The full results from the research are available in the report.

Communication developmental research on prescription opioids

ORIMA Research was commissioned to conduct communication developmental research, on behalf of the Department. The results of this research has informed the consumer and health professional communication activities for the opioid regulatory reforms.

What should I do with prescription opioids that I don't use anymore?

You should return unused opioids to your local pharmacy.

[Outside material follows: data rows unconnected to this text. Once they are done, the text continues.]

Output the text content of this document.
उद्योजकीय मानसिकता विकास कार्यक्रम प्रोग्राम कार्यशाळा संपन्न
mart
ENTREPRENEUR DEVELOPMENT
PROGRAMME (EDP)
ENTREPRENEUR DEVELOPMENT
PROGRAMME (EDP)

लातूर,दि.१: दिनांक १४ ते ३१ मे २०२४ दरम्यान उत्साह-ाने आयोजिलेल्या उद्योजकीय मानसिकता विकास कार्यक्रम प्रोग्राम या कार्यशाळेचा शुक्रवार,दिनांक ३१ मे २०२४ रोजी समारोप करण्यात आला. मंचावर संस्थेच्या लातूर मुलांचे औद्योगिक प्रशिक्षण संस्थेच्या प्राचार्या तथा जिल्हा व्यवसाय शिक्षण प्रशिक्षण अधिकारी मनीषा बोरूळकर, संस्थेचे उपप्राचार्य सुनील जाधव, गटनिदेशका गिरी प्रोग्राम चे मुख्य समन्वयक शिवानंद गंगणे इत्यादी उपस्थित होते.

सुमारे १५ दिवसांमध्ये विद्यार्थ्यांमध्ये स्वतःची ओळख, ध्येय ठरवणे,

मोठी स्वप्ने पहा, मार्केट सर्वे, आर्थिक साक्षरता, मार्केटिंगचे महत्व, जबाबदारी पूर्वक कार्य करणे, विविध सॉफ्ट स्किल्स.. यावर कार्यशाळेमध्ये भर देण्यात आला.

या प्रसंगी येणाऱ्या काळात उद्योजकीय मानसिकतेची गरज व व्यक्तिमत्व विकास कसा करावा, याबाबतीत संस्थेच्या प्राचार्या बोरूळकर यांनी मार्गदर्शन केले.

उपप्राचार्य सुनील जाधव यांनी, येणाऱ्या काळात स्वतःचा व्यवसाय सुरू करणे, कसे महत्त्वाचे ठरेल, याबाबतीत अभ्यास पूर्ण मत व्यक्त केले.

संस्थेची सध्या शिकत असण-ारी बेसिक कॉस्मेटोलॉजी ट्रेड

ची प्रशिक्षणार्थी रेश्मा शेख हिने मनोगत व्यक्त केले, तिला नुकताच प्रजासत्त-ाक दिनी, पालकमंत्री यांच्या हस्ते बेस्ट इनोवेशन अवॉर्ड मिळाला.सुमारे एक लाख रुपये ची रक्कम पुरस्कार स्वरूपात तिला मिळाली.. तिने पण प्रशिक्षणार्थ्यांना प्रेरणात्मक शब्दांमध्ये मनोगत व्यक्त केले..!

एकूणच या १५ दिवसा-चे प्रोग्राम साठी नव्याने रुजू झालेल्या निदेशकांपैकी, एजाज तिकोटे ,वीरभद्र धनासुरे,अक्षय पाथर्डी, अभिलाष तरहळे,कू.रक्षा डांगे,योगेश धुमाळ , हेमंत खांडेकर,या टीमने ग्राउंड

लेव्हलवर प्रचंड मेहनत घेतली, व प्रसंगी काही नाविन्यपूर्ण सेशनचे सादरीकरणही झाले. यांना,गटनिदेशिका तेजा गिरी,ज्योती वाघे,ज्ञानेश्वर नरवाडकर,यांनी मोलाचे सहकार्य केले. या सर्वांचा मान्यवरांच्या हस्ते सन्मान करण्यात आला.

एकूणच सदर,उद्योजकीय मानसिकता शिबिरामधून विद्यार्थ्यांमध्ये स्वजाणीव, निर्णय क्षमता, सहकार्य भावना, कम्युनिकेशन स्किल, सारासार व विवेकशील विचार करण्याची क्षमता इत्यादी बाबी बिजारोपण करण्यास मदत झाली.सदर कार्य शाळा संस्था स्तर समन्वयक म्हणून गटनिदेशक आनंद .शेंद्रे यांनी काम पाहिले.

The TGA website has more information about Safe disposal of unwanted medicines.

Who was involved in TGA's reviews?

The TGA's team of doctors, pharmacists and other medicines specialists received advice from the Opioid Regulatory Advisory Group (ORAG).

Organisations represented on ORAG included: Australian and New Zealand Society of Palliative Medicine, PainAustralia, the Australian and New Zealand College of Anaesthetists Faculty of Pain Medicine, Royal Melbourne Hospital, the Australian Medical Association, Palliative Care Australia, University of Western Australia, the Royal Australasian College of Physicians, Australian Commission on Safety and Quality in Health Care, Tasmanian Health Services, Society of Hospital Pharmacists of Australia, Pharmaceutical Society of Australia, and the Royal Australian College of General Practitioners.